Kenya was assisted by Associate Professor Suzanne Belton, a medical anthropologist and midwife who produced and worked alongside Kenya in the making of this short film. Associate Professor Belton’s most recent research focused on the pregnancy journeys of eight Indigenous women with RHD from different parts of the Northern Territory, who have different parities, different levels RHD, and different social backgrounds.

“Recent research has demonstrated that young women were over represented among patients with any form of RHD. There were no resources available for young women about fertility and pregnancy. As most young women with RHD would like to be mums one day this was an important information gap I wanted to address.

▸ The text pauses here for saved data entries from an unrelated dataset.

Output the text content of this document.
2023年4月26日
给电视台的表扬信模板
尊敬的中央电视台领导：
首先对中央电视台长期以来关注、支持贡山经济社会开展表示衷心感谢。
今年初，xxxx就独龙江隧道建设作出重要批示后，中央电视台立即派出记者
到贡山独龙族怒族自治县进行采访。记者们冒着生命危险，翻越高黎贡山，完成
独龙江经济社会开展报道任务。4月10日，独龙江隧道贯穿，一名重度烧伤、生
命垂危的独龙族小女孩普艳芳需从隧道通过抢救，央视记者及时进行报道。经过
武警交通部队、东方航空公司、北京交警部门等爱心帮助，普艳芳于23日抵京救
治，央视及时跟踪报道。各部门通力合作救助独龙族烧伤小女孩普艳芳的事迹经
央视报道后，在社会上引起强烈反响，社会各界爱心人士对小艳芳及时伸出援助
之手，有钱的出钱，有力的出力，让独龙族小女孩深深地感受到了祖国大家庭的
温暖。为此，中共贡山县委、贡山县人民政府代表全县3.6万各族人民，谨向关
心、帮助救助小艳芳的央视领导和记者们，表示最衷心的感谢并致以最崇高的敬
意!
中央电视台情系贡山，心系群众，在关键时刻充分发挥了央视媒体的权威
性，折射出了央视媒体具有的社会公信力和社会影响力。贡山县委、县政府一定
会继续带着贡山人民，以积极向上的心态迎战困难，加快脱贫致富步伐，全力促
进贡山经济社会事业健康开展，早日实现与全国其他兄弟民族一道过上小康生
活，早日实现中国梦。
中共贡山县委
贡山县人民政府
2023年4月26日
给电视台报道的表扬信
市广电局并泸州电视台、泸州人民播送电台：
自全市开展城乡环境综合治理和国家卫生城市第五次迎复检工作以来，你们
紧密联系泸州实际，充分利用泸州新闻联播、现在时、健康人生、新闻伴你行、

This film provides young women, their partners and families with health information in a way that makes sense to them.” Assoc Prof Suzanne Belton said.

Facts on rheumatic heart disease and its precurser acute rheumatic fever
Rheumatic heart disease is up to twice as common in women, and tends to affect women during their child bearing years. There is a 30-50% increased cardiac workload in normal pregnancy. Young Indigenous Australians, such as Kenya, are up to 122 times more likely to contract the disease than non-Indigenous youngsters. Young people aged 5 – 14 years are at highest risk. Almost all cases of rheumatic fever recorded in the NT between 2005 and 2010 were for Aboriginal and Torres Strait Islander people (98%). It is deemed an entirely preventable disease of poverty.

RHD is damage to one or more heart valves that remains after an episode of acute rheumatic fever (ARF) is resolved. It is caused by an episode or recurrent episodes of ARF, where the heart has become inflamed. The heart valves can remain stretched and/or scarred, and normal blood flow through damaged valves is interrupted. ARF is an illness caused by an autoimmune response to a bacterial infection with group A streptococcus (GAS), commonly called the strep bacteria. Infection with GAS can cause many illnesses, including sore throat (strep throat) and skin sores.                                                                                                                                                                               

Increasing knowledge of rheumatic heart disease in the community
RHDAustralia is the National Coordination Unit supporting the control of rheumatic heart disease in Australia. Funded under the Australian Government’s Rheumatic Fever Strategy, RHDAustralia is based at Menzies School of Health Research in Darwin. Building on research by the Australasian Maternity Outcomes Surveillance System and Menzies School of Health Research, RHDAustralia has produced a short film to increase awareness about this disease in pregnancy.  This is culturally appropriate health information for a target audience of girls and young women from ages 13 to 20s who have mild to moderate RHD. The content of the film revolves around relationships and family, pregnancy choices and contraception while dealing with a chronic health condition.